Instruction tuning, as far as I can tell. The original "Alpaca" model took the LLaMA base and fine-tuned it with question-answer type content. From that, the generation went from prose-leaning to Q&A type responses.

dragonwriter · on June 13, 2023

> What still has not been explained to me is... well, how does the LLM actually become interactive, in the sense that you can then prompt it and it spits back an answer. In other words, how does the LLM actually "know" it's supposed to spit back an answer in the first place?

The model is a function that produces (simplified) a new state and an output from an initial state.

Its called from a program that has a loop that on the first iteratiom feeds it an initial state, then captures/displays/transmits the output, then repeats but using the new state returned, until the output is a designated stop marker or a specified numbeer of iterations or some other stop condition is reached.

IOW, it “knows” to respond because the non-AI part of the computer program is structured that way; its completely unrelated to AI.

JPLeRouzic · on June 13, 2023

Didn't you just described an nth-order Hidden Markov Chain ?

dragonwriter · on June 13, 2023

> Doesn’t you just described an nth-order Hidden Markov Chain ?
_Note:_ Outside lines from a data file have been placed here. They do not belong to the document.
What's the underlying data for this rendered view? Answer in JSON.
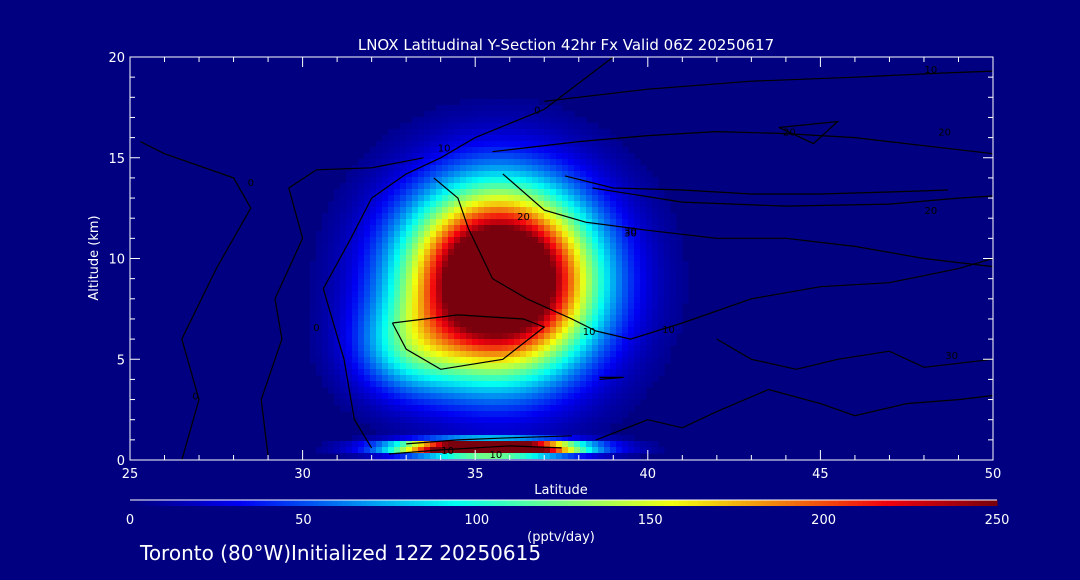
{
  "chart_data": {
    "type": "heatmap",
    "title": "LNOX Latitudinal Y-Section 42hr  Fx Valid 06Z 20250617",
    "xlabel": "Latitude",
    "ylabel": "Altitude (km)",
    "xlim": [
      25,
      50
    ],
    "ylim": [
      0,
      20
    ],
    "xticks": [
      "25",
      "30",
      "35",
      "40",
      "45",
      "50"
    ],
    "yticks": [
      "0",
      "5",
      "10",
      "15",
      "20"
    ],
    "colorbar": {
      "label": "(pptv/day)",
      "range": [
        0,
        250
      ],
      "ticks": [
        "0",
        "50",
        "100",
        "150",
        "200",
        "250"
      ]
    },
    "blobs": [
      {
        "center": [
          35.7,
          8.9
        ],
        "sigma": [
          1.85,
          3.1
        ],
        "peak": 360
      },
      {
        "center": [
          33.0,
          5.5
        ],
        "sigma": [
          1.1,
          1.6
        ],
        "peak": 60
      },
      {
        "center": [
          35.4,
          0.6
        ],
        "sigma": [
          1.7,
          0.25
        ],
        "peak": 420
      }
    ],
    "contour_labels": [
      "0",
      "0",
      "0",
      "0",
      "10",
      "10",
      "10",
      "20",
      "20",
      "30",
      "30",
      "10",
      "20",
      "20",
      "10",
      "30",
      "10"
    ],
    "background_color": "#000080",
    "contour_color": "#000000"
  },
  "footer": "Toronto (80°W)Initialized 12Z 20250615"
}
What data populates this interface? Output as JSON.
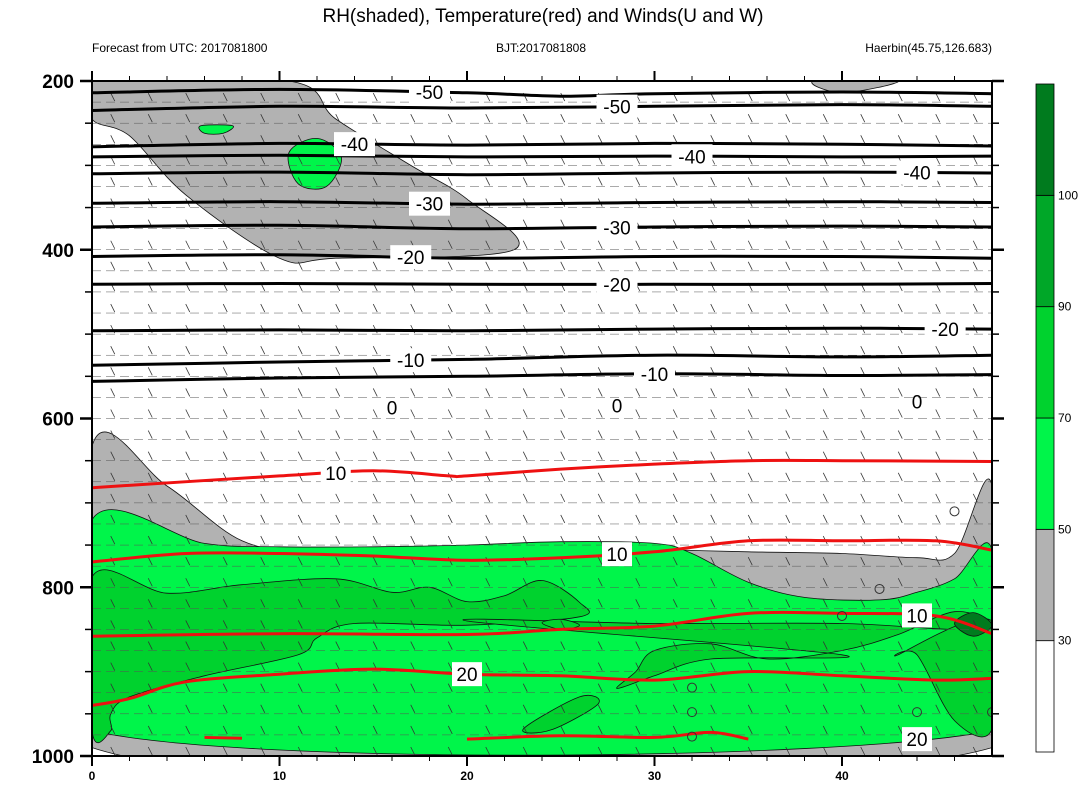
{
  "chart_data": {
    "type": "contour",
    "title": "RH(shaded), Temperature(red) and Winds(U and W)",
    "left_string": "Forecast from UTC: 2017081800",
    "center_string": "BJT:2017081808",
    "right_string": "Haerbin(45.75,126.683)",
    "x_axis": {
      "range": [
        0,
        48
      ],
      "ticks": [
        "0",
        "10",
        "20",
        "30",
        "40"
      ]
    },
    "y_axis": {
      "range": [
        200,
        1000
      ],
      "reversed": true,
      "ticks": [
        "200",
        "400",
        "600",
        "800",
        "1000"
      ]
    },
    "colorbar": {
      "levels": [
        "30",
        "50",
        "70",
        "90",
        "100"
      ],
      "colors": [
        "#ffffff",
        "#b2b2b2",
        "#00f54a",
        "#00d22e",
        "#00a728",
        "#007b1e"
      ]
    },
    "rh_regions": [
      {
        "level": "50-70",
        "color": "#b2b2b2",
        "points": [
          [
            0,
            200
          ],
          [
            10.5,
            200
          ],
          [
            13,
            245
          ],
          [
            17,
            300
          ],
          [
            20,
            340
          ],
          [
            22.5,
            400
          ],
          [
            13,
            410
          ],
          [
            10,
            410
          ],
          [
            5,
            335
          ],
          [
            2,
            265
          ],
          [
            0,
            245
          ]
        ]
      },
      {
        "level": "50-70",
        "color": "#b2b2b2",
        "points": [
          [
            38.5,
            200
          ],
          [
            43,
            200
          ],
          [
            40,
            214
          ]
        ]
      },
      {
        "level": "70-90",
        "color": "#00f54a",
        "points": [
          [
            5.8,
            253
          ],
          [
            7.5,
            253
          ],
          [
            7,
            262
          ],
          [
            6,
            262
          ]
        ]
      },
      {
        "level": "70-90",
        "color": "#00f54a",
        "points": [
          [
            10.5,
            285
          ],
          [
            12,
            268
          ],
          [
            13.3,
            290
          ],
          [
            12.5,
            325
          ],
          [
            11,
            322
          ]
        ]
      },
      {
        "level": "50-70",
        "color": "#b2b2b2",
        "points": [
          [
            0,
            633
          ],
          [
            4,
            680
          ],
          [
            8,
            745
          ],
          [
            12,
            760
          ],
          [
            15,
            760
          ],
          [
            20,
            753
          ],
          [
            25,
            750
          ],
          [
            30,
            755
          ],
          [
            35,
            758
          ],
          [
            40,
            760
          ],
          [
            44,
            765
          ],
          [
            46,
            760
          ],
          [
            48,
            680
          ],
          [
            48,
            990
          ],
          [
            0,
            990
          ]
        ]
      },
      {
        "level": "70-90",
        "color": "#00f54a",
        "points": [
          [
            0,
            720
          ],
          [
            6,
            748
          ],
          [
            10,
            752
          ],
          [
            15,
            752
          ],
          [
            20,
            750
          ],
          [
            25,
            746
          ],
          [
            30,
            748
          ],
          [
            32,
            760
          ],
          [
            35,
            794
          ],
          [
            38,
            812
          ],
          [
            42,
            815
          ],
          [
            44,
            806
          ],
          [
            46,
            790
          ],
          [
            48,
            756
          ],
          [
            48,
            970
          ],
          [
            0,
            970
          ]
        ]
      },
      {
        "level": "90-100",
        "color": "#00d22e",
        "points": [
          [
            0,
            788
          ],
          [
            4,
            807
          ],
          [
            8,
            797
          ],
          [
            13,
            790
          ],
          [
            16,
            806
          ],
          [
            18,
            800
          ],
          [
            20,
            817
          ],
          [
            22,
            810
          ],
          [
            24,
            792
          ],
          [
            26,
            818
          ],
          [
            26,
            835
          ],
          [
            20,
            845
          ],
          [
            14,
            843
          ],
          [
            12,
            860
          ],
          [
            11,
            880
          ],
          [
            6,
            905
          ],
          [
            2,
            930
          ],
          [
            1,
            950
          ],
          [
            1,
            970
          ],
          [
            0,
            970
          ]
        ]
      },
      {
        "level": "90-100",
        "color": "#00d22e",
        "points": [
          [
            20,
            840
          ],
          [
            30,
            843
          ],
          [
            40,
            843
          ],
          [
            46,
            850
          ],
          [
            48,
            843
          ],
          [
            46,
            829
          ],
          [
            43,
            856
          ],
          [
            40,
            875
          ],
          [
            36,
            885
          ],
          [
            33,
            867
          ],
          [
            30,
            875
          ],
          [
            29,
            900
          ],
          [
            28,
            920
          ],
          [
            30,
            905
          ],
          [
            33,
            885
          ],
          [
            40,
            880
          ]
        ]
      },
      {
        "level": "90-100",
        "color": "#00d22e",
        "points": [
          [
            43,
            880
          ],
          [
            48,
            840
          ],
          [
            48,
            968
          ],
          [
            46,
            958
          ],
          [
            44,
            880
          ]
        ]
      },
      {
        "level": "90-100",
        "color": "#00d22e",
        "points": [
          [
            23,
            968
          ],
          [
            26,
            930
          ],
          [
            27,
            938
          ],
          [
            24.5,
            969
          ]
        ]
      },
      {
        "level": "90-100",
        "color": "#00d22e",
        "points": [
          [
            24,
            842
          ],
          [
            25,
            838
          ],
          [
            26,
            845
          ],
          [
            25,
            850
          ]
        ]
      },
      {
        "level": "100+",
        "color": "#007b1e",
        "points": [
          [
            46,
            843
          ],
          [
            47,
            830
          ],
          [
            48,
            845
          ],
          [
            47,
            858
          ]
        ]
      }
    ],
    "temperature_contours": [
      {
        "label": "-50",
        "color": "#000000",
        "points": [
          [
            0,
            214
          ],
          [
            10,
            210
          ],
          [
            20,
            214
          ],
          [
            25,
            218
          ],
          [
            30,
            215
          ],
          [
            40,
            213
          ],
          [
            48,
            215
          ]
        ],
        "label_x": 18
      },
      {
        "label": "-50",
        "color": "#000000",
        "points": [
          [
            0,
            235
          ],
          [
            10,
            230
          ],
          [
            20,
            232
          ],
          [
            30,
            230
          ],
          [
            40,
            228
          ],
          [
            48,
            230
          ]
        ],
        "label_x": 28
      },
      {
        "label": "-40",
        "color": "#000000",
        "points": [
          [
            0,
            278
          ],
          [
            10,
            274
          ],
          [
            20,
            276
          ],
          [
            30,
            274
          ],
          [
            40,
            275
          ],
          [
            48,
            277
          ]
        ],
        "label_x": 14
      },
      {
        "label": "-40",
        "color": "#000000",
        "points": [
          [
            0,
            290
          ],
          [
            10,
            288
          ],
          [
            20,
            290
          ],
          [
            30,
            289
          ],
          [
            40,
            290
          ],
          [
            48,
            289
          ]
        ],
        "label_x": 32
      },
      {
        "label": "-40",
        "color": "#000000",
        "points": [
          [
            0,
            310
          ],
          [
            10,
            308
          ],
          [
            20,
            311
          ],
          [
            30,
            309
          ],
          [
            40,
            308
          ],
          [
            48,
            309
          ]
        ],
        "label_x": 44
      },
      {
        "label": "-30",
        "color": "#000000",
        "points": [
          [
            0,
            345
          ],
          [
            10,
            343
          ],
          [
            20,
            346
          ],
          [
            30,
            344
          ],
          [
            40,
            343
          ],
          [
            48,
            344
          ]
        ],
        "label_x": 18
      },
      {
        "label": "-30",
        "color": "#000000",
        "points": [
          [
            0,
            373
          ],
          [
            10,
            371
          ],
          [
            20,
            375
          ],
          [
            30,
            373
          ],
          [
            40,
            372
          ],
          [
            48,
            373
          ]
        ],
        "label_x": 28
      },
      {
        "label": "-20",
        "color": "#000000",
        "points": [
          [
            0,
            408
          ],
          [
            10,
            406
          ],
          [
            20,
            410
          ],
          [
            30,
            408
          ],
          [
            40,
            408
          ],
          [
            48,
            410
          ]
        ],
        "label_x": 17
      },
      {
        "label": "-20",
        "color": "#000000",
        "points": [
          [
            0,
            441
          ],
          [
            10,
            440
          ],
          [
            20,
            441
          ],
          [
            30,
            441
          ],
          [
            40,
            441
          ],
          [
            48,
            440
          ]
        ],
        "label_x": 28
      },
      {
        "label": "-20",
        "color": "#000000",
        "points": [
          [
            0,
            496
          ],
          [
            10,
            495
          ],
          [
            20,
            496
          ],
          [
            30,
            494
          ],
          [
            40,
            493
          ],
          [
            48,
            494
          ]
        ],
        "label_x": 45.5
      },
      {
        "label": "-10",
        "color": "#000000",
        "points": [
          [
            0,
            537
          ],
          [
            10,
            533
          ],
          [
            20,
            530
          ],
          [
            30,
            525
          ],
          [
            40,
            527
          ],
          [
            48,
            525
          ]
        ],
        "label_x": 17
      },
      {
        "label": "-10",
        "color": "#000000",
        "points": [
          [
            0,
            556
          ],
          [
            10,
            552
          ],
          [
            20,
            550
          ],
          [
            30,
            547
          ],
          [
            40,
            549
          ],
          [
            48,
            548
          ]
        ],
        "label_x": 30
      },
      {
        "label": "10",
        "color": "#ee1111",
        "points": [
          [
            0,
            682
          ],
          [
            10,
            668
          ],
          [
            15,
            662
          ],
          [
            19,
            668
          ],
          [
            20,
            668
          ],
          [
            25,
            660
          ],
          [
            30,
            654
          ],
          [
            35,
            650
          ],
          [
            40,
            650
          ],
          [
            48,
            651
          ]
        ],
        "label_x": 13
      },
      {
        "label": "10",
        "color": "#ee1111",
        "points": [
          [
            0,
            770
          ],
          [
            5,
            760
          ],
          [
            10,
            760
          ],
          [
            15,
            763
          ],
          [
            20,
            768
          ],
          [
            25,
            765
          ],
          [
            30,
            758
          ],
          [
            35,
            745
          ],
          [
            40,
            745
          ],
          [
            45,
            745
          ],
          [
            48,
            756
          ]
        ],
        "label_x": 28
      },
      {
        "label": "10",
        "color": "#ee1111",
        "points": [
          [
            0,
            858
          ],
          [
            10,
            855
          ],
          [
            20,
            856
          ],
          [
            25,
            850
          ],
          [
            30,
            846
          ],
          [
            35,
            831
          ],
          [
            40,
            831
          ],
          [
            45,
            834
          ],
          [
            48,
            855
          ]
        ],
        "label_x": 44
      },
      {
        "label": "20",
        "color": "#ee1111",
        "points": [
          [
            0,
            940
          ],
          [
            2,
            932
          ],
          [
            5,
            912
          ],
          [
            10,
            903
          ],
          [
            15,
            897
          ],
          [
            20,
            903
          ],
          [
            25,
            905
          ],
          [
            30,
            910
          ],
          [
            35,
            900
          ],
          [
            40,
            905
          ],
          [
            45,
            910
          ],
          [
            48,
            908
          ]
        ],
        "label_x": 20
      },
      {
        "label": "20",
        "color": "#ee1111",
        "points": [
          [
            6,
            978
          ],
          [
            8,
            979
          ]
        ],
        "label_x": 30
      },
      {
        "label": "20",
        "color": "#ee1111",
        "points": [
          [
            20,
            980
          ],
          [
            25,
            976
          ],
          [
            30,
            978
          ],
          [
            33,
            972
          ],
          [
            35,
            980
          ]
        ],
        "label_x": 44
      }
    ],
    "zero_labels": [
      {
        "label": "0",
        "x": 16,
        "y": 595
      },
      {
        "label": "0",
        "x": 28,
        "y": 593
      },
      {
        "label": "0",
        "x": 44,
        "y": 588
      }
    ],
    "wind_open_circles": [
      [
        46,
        710
      ],
      [
        42,
        802
      ],
      [
        40,
        834
      ],
      [
        32,
        919
      ],
      [
        32,
        948
      ],
      [
        44,
        948
      ],
      [
        48,
        948
      ],
      [
        32,
        977
      ]
    ]
  }
}
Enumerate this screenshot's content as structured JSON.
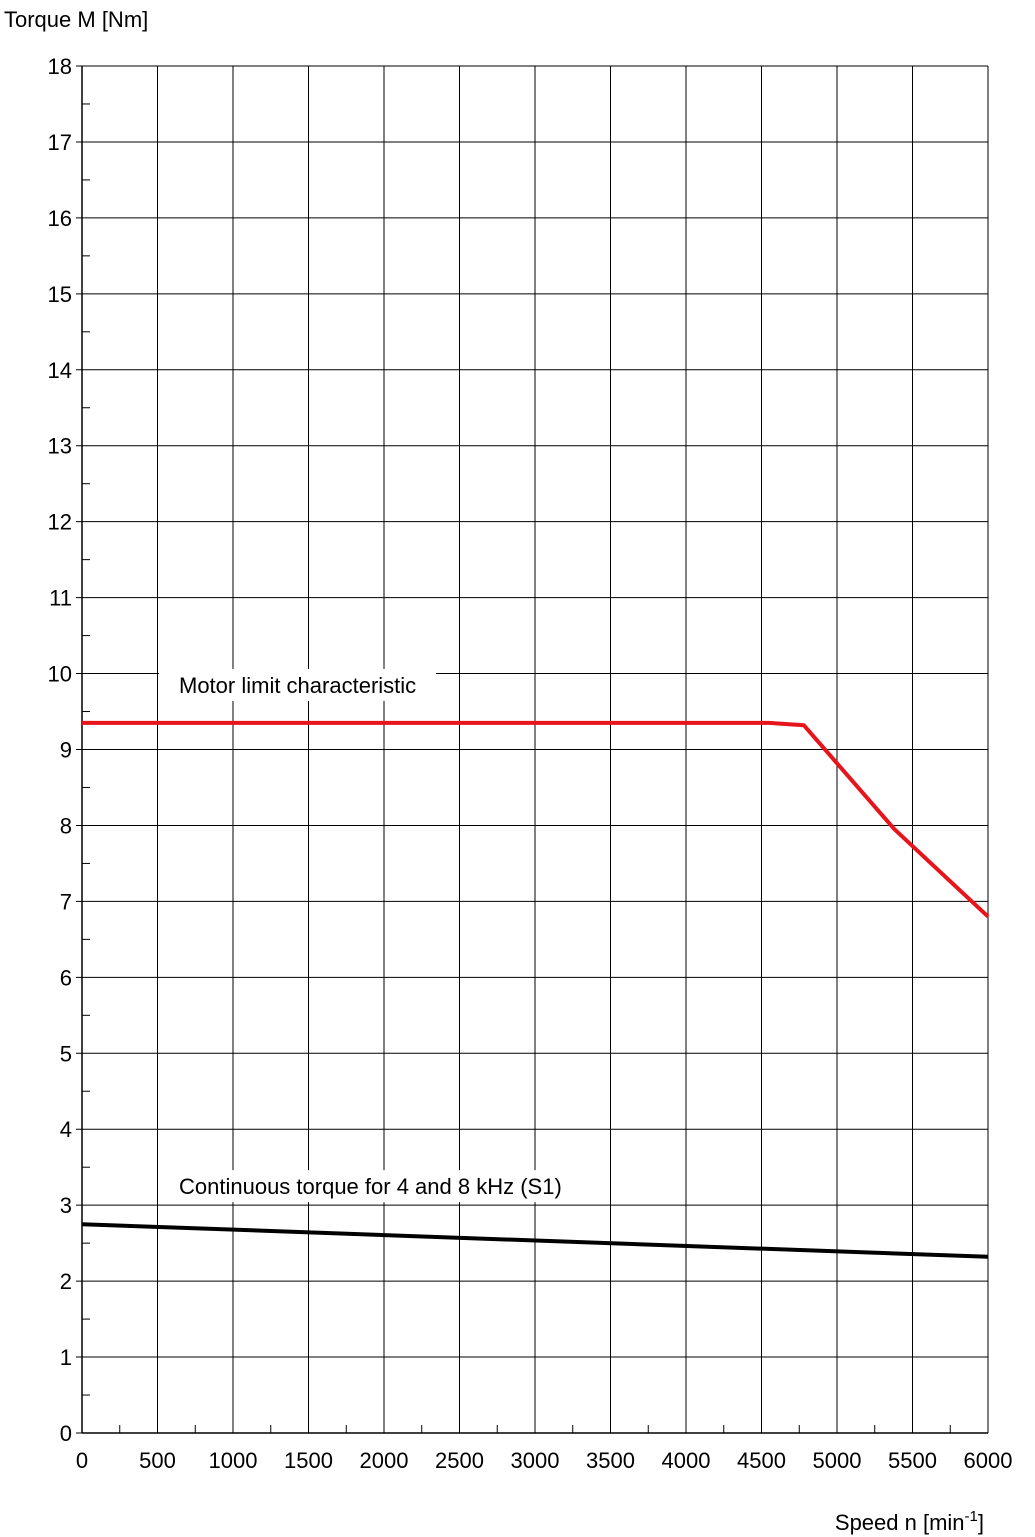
{
  "chart_data": {
    "type": "line",
    "ylabel": "Torque M [Nm]",
    "xlabel": {
      "base": "Speed n [min",
      "sup": "-1",
      "tail": "]"
    },
    "xlim": [
      0,
      6000
    ],
    "ylim": [
      0,
      18
    ],
    "x_ticks": [
      0,
      500,
      1000,
      1500,
      2000,
      2500,
      3000,
      3500,
      4000,
      4500,
      5000,
      5500,
      6000
    ],
    "y_ticks": [
      0,
      1,
      2,
      3,
      4,
      5,
      6,
      7,
      8,
      9,
      10,
      11,
      12,
      13,
      14,
      15,
      16,
      17,
      18
    ],
    "grid": true,
    "series": [
      {
        "name": "Motor limit characteristic",
        "color": "#e8141b",
        "points": [
          [
            0,
            9.35
          ],
          [
            4550,
            9.35
          ],
          [
            4780,
            9.32
          ],
          [
            5380,
            7.95
          ],
          [
            6000,
            6.8
          ]
        ]
      },
      {
        "name": "Continuous torque for 4 and 8 kHz (S1)",
        "color": "#000000",
        "points": [
          [
            0,
            2.75
          ],
          [
            6000,
            2.32
          ]
        ]
      }
    ],
    "annotations": [
      {
        "text": "Motor limit characteristic",
        "series": 0
      },
      {
        "text": "Continuous torque for 4 and 8 kHz (S1)",
        "series": 1
      }
    ]
  }
}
Yes, and its not exactly strictly accurate (at least on a more useful level than a description which simplifies to a Turing machine would be, which would be technically accurate, too) as to exactly how models work, which is why I said “(simplified)”, but it is, I think, accurate enough for the question asked.

The AI “magic”, such as it is, is in the shape of the function that “decides” what output to produce for a given input, not in deciding to produce output at all.

JPLeRouzic · on June 13, 2023

Thanks,

Is there a toy conversational LLM on Github or elsewhere?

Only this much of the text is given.